Gen Andres Pico

Senator Andres Pico sponsored the Pico Act, which would separate California in two at the 36th parallel.

On February 2, 1848, only nine days after James Marshall discovered gold in the American River east of what is now the city of Sacramento, the United States gained possession of 525,000 square miles that included what would become the states of Texas, California, Nevada, Utah, New Mexico and Arizona, plus parts of Colorado and Wyoming. The two-year war with Mexico ended with the signing of the Treaty of Guadalupe Hidalgo, giving the United States possession of land that Mexico had claimed when it won independence from Spain in 1821, following 300 years under Spanish rule.

In northern California, the Gold Rush would bring an estimated 300,000 people from all over the world. The acquisition of California by the United States was so new, and the land so far away, there was no time to create a territory or any government structure. Their were no official laws, and chaos ensued.

Taking the initiative, General Bennett Riley, who had been commander of the Military Department in Upper California, exercised the duties of Provincial Governor. He called for a convention to create a state constitution to determine how the people of California would be governed.

The delegates met in Monterey from Sept 10 to Oct. 13, 1849. The representatives from the south included Californios (Mexicans who settled in California like Gen. Andres Pico), and immigrants from the southern United States. Both groups were adamantly opposed to becoming part of a state. Their argument was that the sparsely populated southern ranchers, with fewer representatives, would be under the political control of the north, and that the landholders in the south would bear the expenses of a state because the miners and leaseholders in the north had nothing to tax.
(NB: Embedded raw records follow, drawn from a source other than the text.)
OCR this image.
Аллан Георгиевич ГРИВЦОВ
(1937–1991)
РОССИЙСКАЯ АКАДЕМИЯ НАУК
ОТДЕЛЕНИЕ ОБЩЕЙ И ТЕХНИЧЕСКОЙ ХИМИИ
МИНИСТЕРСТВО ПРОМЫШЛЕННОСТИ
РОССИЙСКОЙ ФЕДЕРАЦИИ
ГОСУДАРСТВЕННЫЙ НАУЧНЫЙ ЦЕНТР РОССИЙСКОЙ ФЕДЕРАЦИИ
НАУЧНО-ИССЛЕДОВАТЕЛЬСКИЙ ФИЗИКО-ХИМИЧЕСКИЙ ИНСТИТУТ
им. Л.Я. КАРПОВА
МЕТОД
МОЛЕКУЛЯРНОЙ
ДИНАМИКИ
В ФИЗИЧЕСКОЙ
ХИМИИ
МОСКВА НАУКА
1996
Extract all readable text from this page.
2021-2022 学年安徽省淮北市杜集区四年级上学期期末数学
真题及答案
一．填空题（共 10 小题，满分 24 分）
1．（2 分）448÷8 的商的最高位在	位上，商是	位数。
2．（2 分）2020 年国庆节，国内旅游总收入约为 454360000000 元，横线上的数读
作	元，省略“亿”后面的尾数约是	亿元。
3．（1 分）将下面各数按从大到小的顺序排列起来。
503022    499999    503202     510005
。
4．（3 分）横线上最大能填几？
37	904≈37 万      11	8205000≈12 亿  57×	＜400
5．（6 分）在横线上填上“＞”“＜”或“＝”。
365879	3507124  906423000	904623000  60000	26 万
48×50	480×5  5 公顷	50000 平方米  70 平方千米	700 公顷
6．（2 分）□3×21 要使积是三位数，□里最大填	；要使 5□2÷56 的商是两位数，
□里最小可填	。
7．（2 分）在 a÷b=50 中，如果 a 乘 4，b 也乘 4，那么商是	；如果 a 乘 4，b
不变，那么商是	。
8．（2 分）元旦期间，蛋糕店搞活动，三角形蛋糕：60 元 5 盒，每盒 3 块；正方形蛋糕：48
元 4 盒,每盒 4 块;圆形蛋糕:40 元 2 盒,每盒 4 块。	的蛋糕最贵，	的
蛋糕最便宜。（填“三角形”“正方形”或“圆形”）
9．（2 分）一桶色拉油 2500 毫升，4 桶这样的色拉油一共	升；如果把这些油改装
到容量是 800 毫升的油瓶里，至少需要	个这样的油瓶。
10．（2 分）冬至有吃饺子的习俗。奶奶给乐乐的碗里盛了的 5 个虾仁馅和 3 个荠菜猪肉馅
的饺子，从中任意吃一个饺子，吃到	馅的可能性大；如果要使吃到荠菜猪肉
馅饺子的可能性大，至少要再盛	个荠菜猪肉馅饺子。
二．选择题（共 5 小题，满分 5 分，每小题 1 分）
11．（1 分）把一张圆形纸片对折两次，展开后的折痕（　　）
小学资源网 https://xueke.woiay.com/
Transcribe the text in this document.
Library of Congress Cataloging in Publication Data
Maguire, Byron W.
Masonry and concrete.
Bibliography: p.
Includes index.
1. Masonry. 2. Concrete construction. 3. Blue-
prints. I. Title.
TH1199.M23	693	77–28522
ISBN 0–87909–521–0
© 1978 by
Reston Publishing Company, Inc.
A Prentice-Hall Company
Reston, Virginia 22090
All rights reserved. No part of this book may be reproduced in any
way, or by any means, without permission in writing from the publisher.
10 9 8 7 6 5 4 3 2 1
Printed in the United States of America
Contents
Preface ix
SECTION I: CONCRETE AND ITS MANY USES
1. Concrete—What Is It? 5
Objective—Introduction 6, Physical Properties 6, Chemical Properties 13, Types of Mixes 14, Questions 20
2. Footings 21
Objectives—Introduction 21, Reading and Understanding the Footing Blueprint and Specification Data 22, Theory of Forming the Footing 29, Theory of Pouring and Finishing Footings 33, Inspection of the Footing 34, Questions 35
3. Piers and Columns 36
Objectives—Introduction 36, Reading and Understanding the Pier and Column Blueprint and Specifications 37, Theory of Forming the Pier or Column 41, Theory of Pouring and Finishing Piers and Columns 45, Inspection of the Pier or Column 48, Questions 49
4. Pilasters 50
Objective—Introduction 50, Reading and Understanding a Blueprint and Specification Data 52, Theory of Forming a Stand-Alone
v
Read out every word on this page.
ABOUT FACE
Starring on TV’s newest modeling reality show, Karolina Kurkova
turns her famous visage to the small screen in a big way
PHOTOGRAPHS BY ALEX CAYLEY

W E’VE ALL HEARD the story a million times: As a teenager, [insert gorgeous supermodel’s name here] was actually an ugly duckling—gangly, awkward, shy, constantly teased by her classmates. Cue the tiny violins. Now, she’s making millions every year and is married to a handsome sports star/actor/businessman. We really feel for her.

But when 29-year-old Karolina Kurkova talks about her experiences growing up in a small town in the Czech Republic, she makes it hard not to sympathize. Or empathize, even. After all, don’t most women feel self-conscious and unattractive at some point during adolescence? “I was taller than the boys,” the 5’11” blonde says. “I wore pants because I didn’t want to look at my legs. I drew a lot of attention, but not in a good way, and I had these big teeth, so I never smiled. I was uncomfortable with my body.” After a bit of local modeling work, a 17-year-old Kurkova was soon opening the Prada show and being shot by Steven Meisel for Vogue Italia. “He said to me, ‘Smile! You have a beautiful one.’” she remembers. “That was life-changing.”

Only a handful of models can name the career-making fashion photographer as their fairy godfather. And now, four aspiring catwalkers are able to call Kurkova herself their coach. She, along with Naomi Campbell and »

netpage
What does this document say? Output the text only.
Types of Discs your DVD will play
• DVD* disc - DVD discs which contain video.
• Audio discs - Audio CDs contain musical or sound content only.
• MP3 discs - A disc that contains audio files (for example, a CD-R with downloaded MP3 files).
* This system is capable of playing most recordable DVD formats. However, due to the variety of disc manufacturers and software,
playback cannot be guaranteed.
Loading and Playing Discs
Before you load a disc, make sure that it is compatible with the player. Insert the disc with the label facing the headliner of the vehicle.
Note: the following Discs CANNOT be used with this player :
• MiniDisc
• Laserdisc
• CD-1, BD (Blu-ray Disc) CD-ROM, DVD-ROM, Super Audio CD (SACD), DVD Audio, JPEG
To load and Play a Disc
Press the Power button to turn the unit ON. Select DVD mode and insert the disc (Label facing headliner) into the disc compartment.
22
Several attempts were made to create a territory south of different east-west lines, but none were adopted.

The delegates approved the proposed state constitution on October 10-11. Voters ratified the constitution the next month, with a majority of 12,061 to 811. The first legislature met in San Jose on Dec. 15, 1849, and petitioned Congress to admit California to the Union. California was admitted to the Union on Sept. 9, 1850.

Five years later, in 1855, the California State Assembly passed a plan to split the state in three parts. This bill died in the Senate as a dominant number of members considered it low priority.

In 1859 the legislature and Governor John B. Weller approved the Pico Act, sponsored by Senator Andrés Pico, from Southern California. The bill separated the state south of the 36th parallel, to be called the Territory of Colorado. The northern section would remain a state. It was approved by a vast majority by voters in the proposed southern territory, and sent to Washington, D.C. The secession crisis and Civil War interfered with it ever coming to a vote.

Since then, several attempts have been initiated to break off or separate California into different pieces, but so far it remains as it began in 1850.

Photo courtesy LAist.com.

Andrés Pico was born in San Diego, Alta California, in 1810. He became a successful rancher, fought in the Mexican–American War, and negotiated promises of post-war protections for Californios in the 1847 Treaty of Cahuenga. After California became one of the United States, Pico was elected to the state Assembly and then Senate, where he served from 1860-1876.